The BBN Byblos Pashto OCR system

  • Authors:
  • Michael Decerbo;Ehry MacRostie;Premkumar Natarajan

  • Affiliations:
  • BBN Technologies, Cambridge, MA;BBN Technologies, Cambridge, MA;BBN Technologies, Cambridge, MA

  • Venue:
  • Proceedings of the 1st ACM workshop on Hardcopy document processing
  • Year:
  • 2004

Quantified Score

Hi-index 0.00

Visualization

Abstract

The BBN Byblos OCR system implements a script-independent methodology for OCR using Hidden Markov Models (HMMs). We have successfully tested the system with Arabic, English, and Chinese documents. In this paper, we describe our recent effort in training the system to perform recognition of documents in Pashto, one of the national languages of Afghanistan.

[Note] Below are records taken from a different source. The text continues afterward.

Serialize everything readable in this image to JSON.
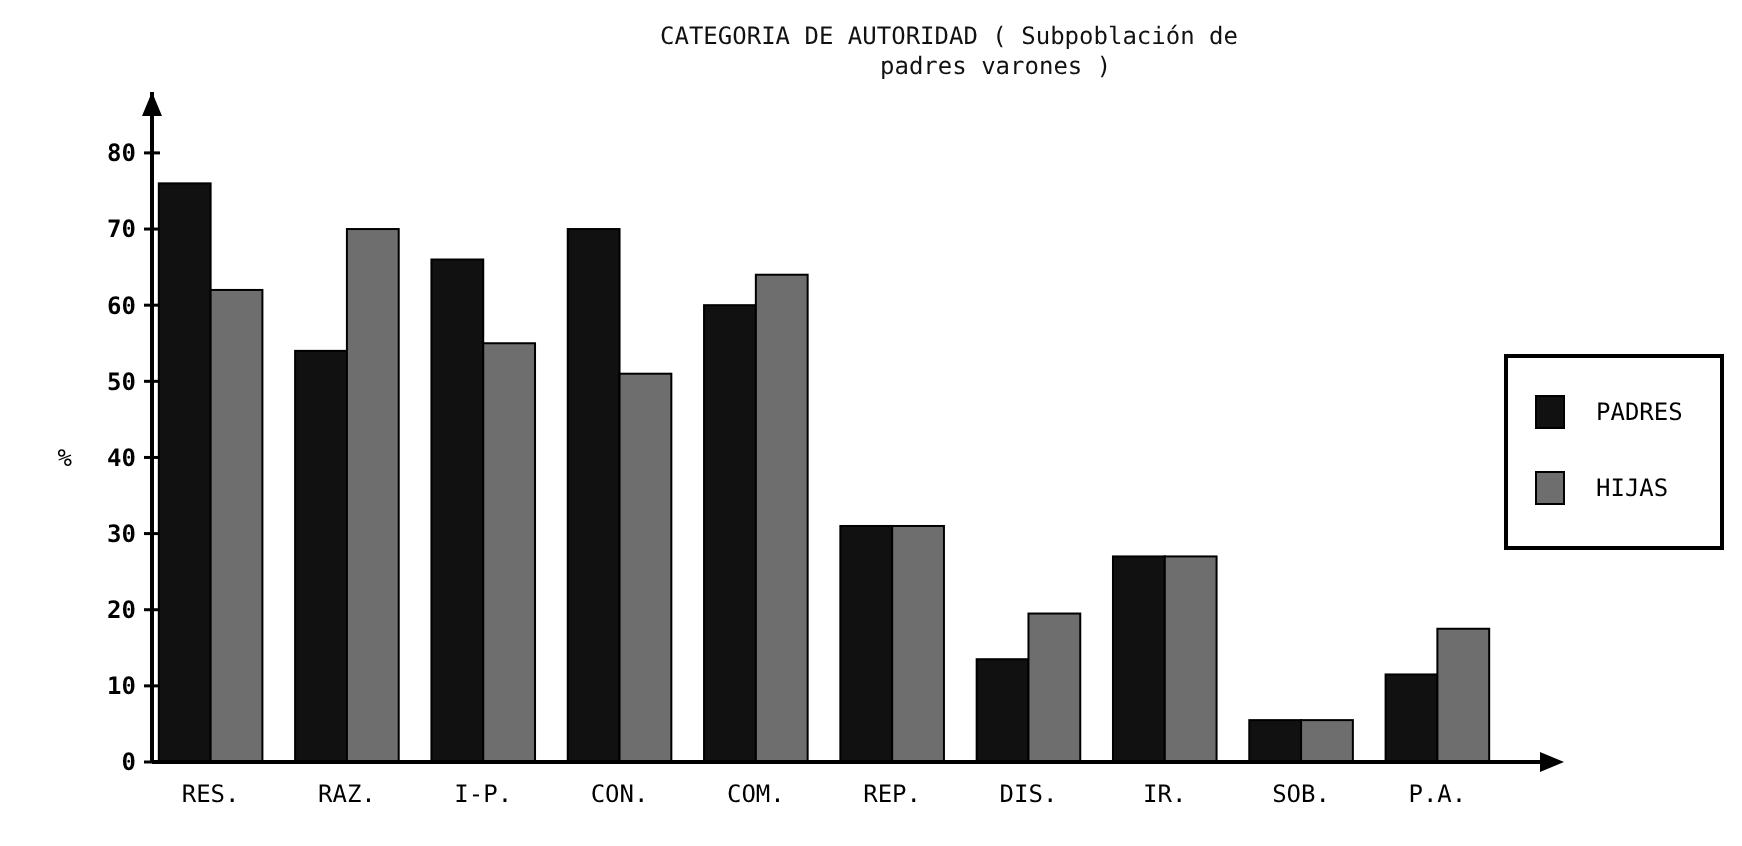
{
  "chart_data": {
    "type": "bar",
    "title": "CATEGORIA DE AUTORIDAD ( Subpoblación de\npadres varones )",
    "ylabel": "%",
    "categories": [
      "RES.",
      "RAZ.",
      "I-P.",
      "CON.",
      "COM.",
      "REP.",
      "DIS.",
      "IR.",
      "SOB.",
      "P.A."
    ],
    "series": [
      {
        "name": "PADRES",
        "color": "#111111",
        "values": [
          76,
          54,
          66,
          70,
          60,
          31,
          13.5,
          27,
          5.5,
          11.5
        ]
      },
      {
        "name": "HIJAS",
        "color": "#6e6e6e",
        "values": [
          62,
          70,
          55,
          51,
          64,
          31,
          19.5,
          27,
          5.5,
          17.5
        ]
      }
    ],
    "ylim": [
      0,
      88
    ],
    "yticks": [
      0,
      10,
      20,
      30,
      40,
      50,
      60,
      70,
      80
    ],
    "grid": false,
    "legend": "right"
  }
}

We discuss the availability and characteristics of suitable experimental data and the methods we used to assemble Pashto training and test corpora. We modeled each form of each Pashto character with an HMM and tested the models on several varieties of document images. On a fair test set consisting of synthetic images alone we measured a character error rate of 1.6%. The character error rate on a fair test set consisting of scanned pages was 2.1%, and the character error rate on a fair test set of faxed pages was 3.1%. On other types of document images, character error rates increased in rough proportion to the level of degradation of the image.